Windows Authentication (using a Designated Account)
When connecting to a Microsoft SQL Server, Windows Authentication can also be used.
- Depending on the configuration of your database server, you can use Windows Authentication on the server-level or on the database-level. Please note that switching between authentication modes on the server-level will also affect other databases on this server.
- Windows Authentication is only supported in Ivanti Automation environments in which all components are members of a domain in the same AD forest or of a trusted domain (typically, single-tenant sites). In an environment with disjointed AD connectivity (typically in multi-tenant sites), Windows Authentication is not supported.
To use Designated Account authentication, follow the steps below in the section that applies to you:
- New installations
- Existing installations using SQL Server Authentication
- Upgrading an environment that uses the old form of Windows Authentication to a version that has the new form of Windows Authentication (using Designated Account)
- Downgrading to a version that has the old form of Windows Authentication from a version that has the new form of Windows Authentication (using Designated Account)
- In Microsoft Active Directory, create a Group for service accounts.
- Create an Active Directory User that is a member of this service accounts group (this account is the Designated Account).
- Create the following policy:
- Log on as a service for the service accounts group.
- Add the service accounts group to the local administrators group.
- Link the policy to the OU that contains the computers running the Dispatchers.
- Open Microsoft SQL Server Management Studio.
- In the Security folder, create a new login.
- Click Search and then Object Types.
- Add the Active Directory User (Designated Account) that you created earlier.
- Create a new default database with the following settings:
- Size 150MB, autogrow 25MB
- Log 75MB, autogrow 10MB
- Open the properties of the Designated Account.
- On the User Mapping tab, select the database just created.
- In Database Role Membership, select the db_owner role.
- Add the account that is going to create the database tables and add the role "dbo".
- Install Ivanti Automation with the installation .MSI with any user that has install rights on the system.
- After installation, start the Ivanti Automation Console.
- When prompted, do NOT create a new database, but connect to the one that you just created.
- Provide the required information and select Windows Authentication.
- Specify the Service Account in the format: DOMAIN\username.
- Click OK.
- When connecting to the database, Ivanti Automation will ask for confirmation first. When confirmed, Ivanti Automation will create the required tables.
Existing installations using SQL Server Authentication
- On the Microsoft SQL Server, switch the authentication mode for the Ivanti Automation Datastore from mixed mode authentication to Windows Authentication.
- Follow the steps as described above until step 12. Skip the step where you create a new database.
- Start the Ivanti Automation Console and at Setup > Database change Database authentication to Windows Authentication.
- Provide the Designated Account credentials and click Connect. The Console will now restart.
- Repair all Consoles and Dispatchers in the Ivanti Automation environment.
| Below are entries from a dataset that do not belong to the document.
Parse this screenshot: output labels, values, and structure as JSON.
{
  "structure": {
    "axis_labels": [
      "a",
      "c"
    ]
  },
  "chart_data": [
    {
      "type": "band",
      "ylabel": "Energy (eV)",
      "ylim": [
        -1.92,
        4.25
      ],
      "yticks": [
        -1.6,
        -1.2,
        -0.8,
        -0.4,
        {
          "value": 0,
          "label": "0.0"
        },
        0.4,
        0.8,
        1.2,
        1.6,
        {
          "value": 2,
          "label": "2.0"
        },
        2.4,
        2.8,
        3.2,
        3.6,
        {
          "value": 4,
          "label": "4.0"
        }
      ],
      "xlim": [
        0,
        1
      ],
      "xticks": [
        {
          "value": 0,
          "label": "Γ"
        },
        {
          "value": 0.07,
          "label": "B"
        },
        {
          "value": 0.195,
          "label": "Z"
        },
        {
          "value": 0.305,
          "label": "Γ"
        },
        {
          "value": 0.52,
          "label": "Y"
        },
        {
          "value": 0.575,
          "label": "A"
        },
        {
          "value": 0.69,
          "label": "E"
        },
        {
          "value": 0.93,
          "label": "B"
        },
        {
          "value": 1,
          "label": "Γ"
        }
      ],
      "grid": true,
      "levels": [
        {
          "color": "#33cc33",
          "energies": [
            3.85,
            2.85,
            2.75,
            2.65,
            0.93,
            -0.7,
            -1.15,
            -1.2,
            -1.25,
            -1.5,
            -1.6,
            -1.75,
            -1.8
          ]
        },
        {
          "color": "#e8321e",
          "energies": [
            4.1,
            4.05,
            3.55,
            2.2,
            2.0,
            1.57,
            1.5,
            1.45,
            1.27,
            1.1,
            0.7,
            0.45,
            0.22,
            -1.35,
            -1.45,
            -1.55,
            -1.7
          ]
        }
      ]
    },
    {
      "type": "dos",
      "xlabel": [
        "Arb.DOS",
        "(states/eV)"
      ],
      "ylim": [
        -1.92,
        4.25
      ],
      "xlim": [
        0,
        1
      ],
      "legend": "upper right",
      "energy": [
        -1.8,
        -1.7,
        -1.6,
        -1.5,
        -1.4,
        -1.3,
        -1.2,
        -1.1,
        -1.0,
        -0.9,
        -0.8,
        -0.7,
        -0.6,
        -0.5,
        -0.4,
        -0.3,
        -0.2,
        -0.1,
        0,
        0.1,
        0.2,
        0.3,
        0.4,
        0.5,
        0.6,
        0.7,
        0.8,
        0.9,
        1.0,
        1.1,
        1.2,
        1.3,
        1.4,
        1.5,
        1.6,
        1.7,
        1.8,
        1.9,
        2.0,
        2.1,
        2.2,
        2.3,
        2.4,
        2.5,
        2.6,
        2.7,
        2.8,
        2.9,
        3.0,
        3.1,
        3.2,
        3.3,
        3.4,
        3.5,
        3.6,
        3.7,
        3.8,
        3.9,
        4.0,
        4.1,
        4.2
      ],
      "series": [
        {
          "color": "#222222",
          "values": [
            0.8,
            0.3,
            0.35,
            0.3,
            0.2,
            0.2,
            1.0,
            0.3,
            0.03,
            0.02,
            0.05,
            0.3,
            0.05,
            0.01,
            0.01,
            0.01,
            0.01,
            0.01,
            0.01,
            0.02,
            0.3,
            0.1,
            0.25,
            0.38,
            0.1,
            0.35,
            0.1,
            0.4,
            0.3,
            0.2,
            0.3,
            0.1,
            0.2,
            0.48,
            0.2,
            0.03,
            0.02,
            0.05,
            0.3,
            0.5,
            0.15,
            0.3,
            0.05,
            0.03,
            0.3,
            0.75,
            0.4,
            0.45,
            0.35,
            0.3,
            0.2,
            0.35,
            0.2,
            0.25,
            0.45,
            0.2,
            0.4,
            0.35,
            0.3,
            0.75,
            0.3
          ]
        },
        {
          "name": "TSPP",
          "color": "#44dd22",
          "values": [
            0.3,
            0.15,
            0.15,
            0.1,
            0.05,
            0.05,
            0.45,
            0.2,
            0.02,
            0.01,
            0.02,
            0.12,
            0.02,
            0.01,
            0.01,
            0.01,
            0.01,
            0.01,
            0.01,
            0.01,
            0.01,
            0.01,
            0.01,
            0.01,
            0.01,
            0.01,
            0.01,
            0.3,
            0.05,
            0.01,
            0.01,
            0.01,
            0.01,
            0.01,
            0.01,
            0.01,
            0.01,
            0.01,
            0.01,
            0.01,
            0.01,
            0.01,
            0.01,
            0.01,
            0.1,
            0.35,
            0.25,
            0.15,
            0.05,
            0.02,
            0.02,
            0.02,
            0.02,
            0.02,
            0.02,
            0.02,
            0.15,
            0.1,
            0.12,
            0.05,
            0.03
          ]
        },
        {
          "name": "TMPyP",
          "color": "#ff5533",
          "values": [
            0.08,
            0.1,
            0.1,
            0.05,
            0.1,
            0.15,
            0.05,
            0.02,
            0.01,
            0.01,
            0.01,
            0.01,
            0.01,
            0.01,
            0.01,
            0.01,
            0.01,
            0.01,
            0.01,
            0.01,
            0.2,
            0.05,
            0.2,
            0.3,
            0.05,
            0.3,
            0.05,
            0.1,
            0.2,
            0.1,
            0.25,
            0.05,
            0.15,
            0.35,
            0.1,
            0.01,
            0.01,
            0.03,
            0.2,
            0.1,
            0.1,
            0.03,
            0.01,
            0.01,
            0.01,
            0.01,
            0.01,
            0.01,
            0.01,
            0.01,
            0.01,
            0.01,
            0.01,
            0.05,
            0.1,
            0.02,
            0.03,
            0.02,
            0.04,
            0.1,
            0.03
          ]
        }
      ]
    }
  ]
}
Every new Console and Dispatcher that you deploy will run using the Designated Account credentials.
Upgrading an environment that uses the old form of Windows Authentication to a version that has the new form of Windows Authentication (using Designated Account)
- Run the Upgrade Pack that contains the new implementation for Windows Authentication (using a Designated Account).
- Create the Active Directory User (the Designated Account) by repeating steps 5 through 10 from the "New Installations" section.
- Remove/disable the GPOs for "Log on as a service" and "add to local administrators group" for Console computers.
- Open the Ivanti Automation Console and change the current Windows Authentication account with the newly created one (the Designated Account).
- Repair all the Consoles and Dispatchers in the environment. They should all connect to the database server using the Designated Account credentials, regardless of the user logged on the system.
- Remove all the Active Directory users/group(s) configured as dbo from the Ivanti Automation database. Leave only the Designated Account user.
Downgrading to a version that has the old form of Windows Authentication from a version that has the new form of Windows Authentication (using Designated Account)
- Follow the steps from the old form of Windows Authentication (section “Existing installations using SQL Server Authentication”).
- Remove the User Mapping of the Designated Account login for the Ivanti Automation DB from the SQL Server.
- Open the Ivanti Automation Console and configure the Windows Authentication users according to their needs.
- Run the Ivanti Automation Upgrade Pack of an older version that contains the old form of Windows Authentication.
- After the Ivanti Automation Consoles get updated, set the Ivanti Automation Console Service to run with the corresponding user (as it was configured before upgrading to 2019.1 or later) and restart the service.
- If you change the service account at a later stage, you need to repair all Consoles and Dispatchers.
- For troubleshooting purposes, use the Windows Event log to validate a successful connection.
- Windows Authentication is not supported on Domain Controllers and on Microsoft Windows Small Business Server. This only affects components that connect to the Datastore (Consoles and Dispatchers), not Agents.